Cindy Wasser, MBA
November 14, 2022
State Housing Agencies: Recognize Green Building Programs as Resilient Construction Guides
Financing agencies are increasingly interested in ensuring that funded buildings are designed to withstand and recover quickly from extreme weather events, such as wildfires, tornadoes, droughts, floods, and hurricanes. By investing upfront in resilient construction, the agencies can be assured that funded buildings will require less maintenance and repair costs when such events occur.
When incorporating resilient construction requirements into funding evaluations, financing agencies need to look no further than the green building certification programs that they may already require or incentivize for building efficiency and indoor environmental quality. Recent versions of the National Green Building Standard (NGBS), Enterprise Green Communities, and LEED include resiliency practices that serve as a benchmark for increased durability and/or resilient energy systems.
Delaware State Housing Authority (DSHA) provides an example for other state and local jurisdictions in their 2021-2022 Qualified Allocation Plan (QAP) for Low Income Housing Tax Credits.
The QAP requires completion of a Resilience Evaluation that captures site information and strategies to address identified resilience issues. This evaluation, which can be completed by any member of the design team, uses a simple checklist provided by the agency. Where the evaluation identifies additional costs that are necessary to implement resilient strategies, the tool helps identify outside grants that could be utilized ahead of DSHA resources.

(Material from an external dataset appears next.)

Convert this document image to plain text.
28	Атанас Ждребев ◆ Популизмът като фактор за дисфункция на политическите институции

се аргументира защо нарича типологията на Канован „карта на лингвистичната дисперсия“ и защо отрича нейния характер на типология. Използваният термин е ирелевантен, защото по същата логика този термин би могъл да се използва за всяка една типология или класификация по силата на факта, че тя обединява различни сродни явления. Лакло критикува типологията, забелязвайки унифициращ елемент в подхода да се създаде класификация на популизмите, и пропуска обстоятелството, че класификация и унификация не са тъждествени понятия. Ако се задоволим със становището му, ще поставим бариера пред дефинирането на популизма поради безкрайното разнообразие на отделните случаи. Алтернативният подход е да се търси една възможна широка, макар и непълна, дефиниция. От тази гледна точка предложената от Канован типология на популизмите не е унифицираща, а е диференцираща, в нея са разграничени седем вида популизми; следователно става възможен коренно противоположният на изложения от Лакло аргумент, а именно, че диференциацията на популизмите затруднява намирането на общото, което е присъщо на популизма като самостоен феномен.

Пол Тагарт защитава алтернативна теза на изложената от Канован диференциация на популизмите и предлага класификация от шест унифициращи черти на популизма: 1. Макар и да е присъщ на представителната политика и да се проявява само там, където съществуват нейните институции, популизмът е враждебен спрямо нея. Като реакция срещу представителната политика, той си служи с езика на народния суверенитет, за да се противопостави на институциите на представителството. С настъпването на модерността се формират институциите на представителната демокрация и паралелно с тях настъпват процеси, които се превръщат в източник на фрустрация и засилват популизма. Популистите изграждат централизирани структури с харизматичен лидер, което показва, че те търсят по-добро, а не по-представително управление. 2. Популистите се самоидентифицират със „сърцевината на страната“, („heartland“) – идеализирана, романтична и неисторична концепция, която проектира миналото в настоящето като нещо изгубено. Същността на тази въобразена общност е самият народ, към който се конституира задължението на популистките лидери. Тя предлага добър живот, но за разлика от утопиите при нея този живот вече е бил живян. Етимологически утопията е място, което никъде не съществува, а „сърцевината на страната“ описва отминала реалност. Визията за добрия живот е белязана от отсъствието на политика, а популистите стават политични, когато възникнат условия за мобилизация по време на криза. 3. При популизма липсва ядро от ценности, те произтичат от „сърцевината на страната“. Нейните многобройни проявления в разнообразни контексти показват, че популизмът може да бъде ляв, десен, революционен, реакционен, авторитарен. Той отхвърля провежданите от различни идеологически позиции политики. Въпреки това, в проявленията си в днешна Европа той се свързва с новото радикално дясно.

Third-party green certification to the NGBS, Green Communities, or LEED is required for funding eligibility. When an applicant addresses specific resilience practices within their selected green rating system, three threshold points can be earned. Though each program’s requirements vary slightly in their terminology and approach, they all require design team coordination to implement above-code resilience strategies.
- NGBS: develop and implement design and construction practices to enhance the resilience and durability of the structure to better withstand flooding, snow, wind, or seismic activity. The building is designed and constructed to exceed the IBC or IRC structural requirements by 10-50%. [Addressing this practice also earns the building the NGBS Green+ RESILIENCE badge, which non-profit housing organizations can leverage when communicating with funders and residents about sustainability and resilience.]
- Enterprise Green Communities: assess hazards and vulnerabilities; conduct floodproofing of lower floors; and provide emergency power to serve critical loads.
- LEED: perform assessment and planning for resilience; designed for enhanced resilience; and implement passive survivability strategies; and provide back-up power during disruptions.
By leveraging third-party green certifications in this way, state agencies can achieve resiliency goals with limited investment of staff time to research strategies and develop metrics to qualify resilient design and construction. Housing Finance Agency (HFA) staff are also supplemented by the technical support teams of the green building programs for technical assistance and interpretations. Funding applicants are directed to the green building rating systems with which they are already familiar and are supported by the local green verifiers that understand the critical threats in the areas where they work. For the NGBS Green Certification program administered by Home Innovation Research Labs, an email hotline is available to partners for free technical assistance and interpretations. Home Innovation’s team of building science experts leverages their diverse expertise to support green building certification projects.
This winning strategy is resilient for affordable housing agencies, both in terms of technical requirements and implementation approach.